Scientists map one of most important proteins in life - and cancer
Scientists reveal the structure of one of the most important and complicated proteins in cell division a fundamental process in life and the development of cancer in research published in Nature. Images of the gigantic protein in unprecedented detail will transform scientists' understanding of exactly how cells copy their chromosomes and divide, and could reveal binding sites for future cancer drugs.
A team from The Institute of Cancer Research, London, and the Medical Research Council Laboratory of Molecular Biology in Cambridge produced the first detailed images of the anaphase-promoting complex (APC/C). The APC/C performs a wide range of vital tasks associated with mitosis, the process during which a cell copies its chromosomes and pulls them apart into two separate cells. Mitosis is used in cell division by all animals and plants.
Discovering its structure could ultimately lead to new treatments for cancer, which hijacks the normal process of cell division to make thousands of copies of harmful cancer cells. In the study, which was funded by Cancer Research UK, the researchers reconstituted human APC/C and used a combination of electron microscopy and imaging software to visualise it at a resolution of less than a billionth of a metre.

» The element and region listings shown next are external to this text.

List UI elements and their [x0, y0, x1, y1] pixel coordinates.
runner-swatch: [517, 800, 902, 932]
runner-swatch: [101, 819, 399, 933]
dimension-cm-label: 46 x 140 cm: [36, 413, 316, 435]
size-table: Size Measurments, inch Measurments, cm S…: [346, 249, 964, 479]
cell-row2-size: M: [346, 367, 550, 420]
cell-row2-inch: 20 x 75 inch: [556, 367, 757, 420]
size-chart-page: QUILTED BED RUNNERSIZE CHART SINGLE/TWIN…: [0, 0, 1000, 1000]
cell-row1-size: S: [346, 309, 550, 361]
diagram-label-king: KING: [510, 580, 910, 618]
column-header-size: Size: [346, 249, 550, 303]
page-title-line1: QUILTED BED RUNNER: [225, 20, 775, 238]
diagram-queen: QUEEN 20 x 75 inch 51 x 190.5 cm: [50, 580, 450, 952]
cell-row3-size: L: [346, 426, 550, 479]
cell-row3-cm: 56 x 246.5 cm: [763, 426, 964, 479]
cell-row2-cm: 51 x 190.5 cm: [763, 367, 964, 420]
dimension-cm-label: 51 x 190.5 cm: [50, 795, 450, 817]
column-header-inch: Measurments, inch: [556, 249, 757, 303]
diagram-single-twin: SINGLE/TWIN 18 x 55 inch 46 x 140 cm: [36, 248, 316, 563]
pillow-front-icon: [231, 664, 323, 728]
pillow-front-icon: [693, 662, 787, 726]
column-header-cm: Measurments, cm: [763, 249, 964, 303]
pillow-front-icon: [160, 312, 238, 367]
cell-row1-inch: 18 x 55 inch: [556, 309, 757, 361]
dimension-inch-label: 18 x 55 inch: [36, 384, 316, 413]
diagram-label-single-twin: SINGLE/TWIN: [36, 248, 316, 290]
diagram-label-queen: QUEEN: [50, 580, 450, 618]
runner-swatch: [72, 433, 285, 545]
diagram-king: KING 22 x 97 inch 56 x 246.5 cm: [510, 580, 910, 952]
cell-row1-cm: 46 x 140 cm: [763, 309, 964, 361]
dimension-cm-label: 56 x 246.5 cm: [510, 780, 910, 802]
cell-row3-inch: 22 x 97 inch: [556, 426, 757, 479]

The resolution was so fine that it allowed the researchers to see the secondary structure the set of basic building blocks which combine to form every protein. Alpha-helix rods and folded beta-sheet constructions were clearly visible within the 20 subunits of the APC/C, defining the overall architecture of the complex.
Previous studies led by the same research team had shown a globular structure for APC/C in much lower resolution, but the secondary structure had not previously been mapped. The new study could identify binding sites for potential cancer drugs.
Each of the APC/C's subunits bond and mesh with other units at different points in the cell cycle, allowing it to control a range of mitotic processes including the initiation of DNA replication, the segregation of chromosomes along protein 'rails' called spindles, and the ultimate splitting of one cell into two, called cytokinesis. Disrupting each of these processes could selectively kill cancer cells or prevent them from dividing.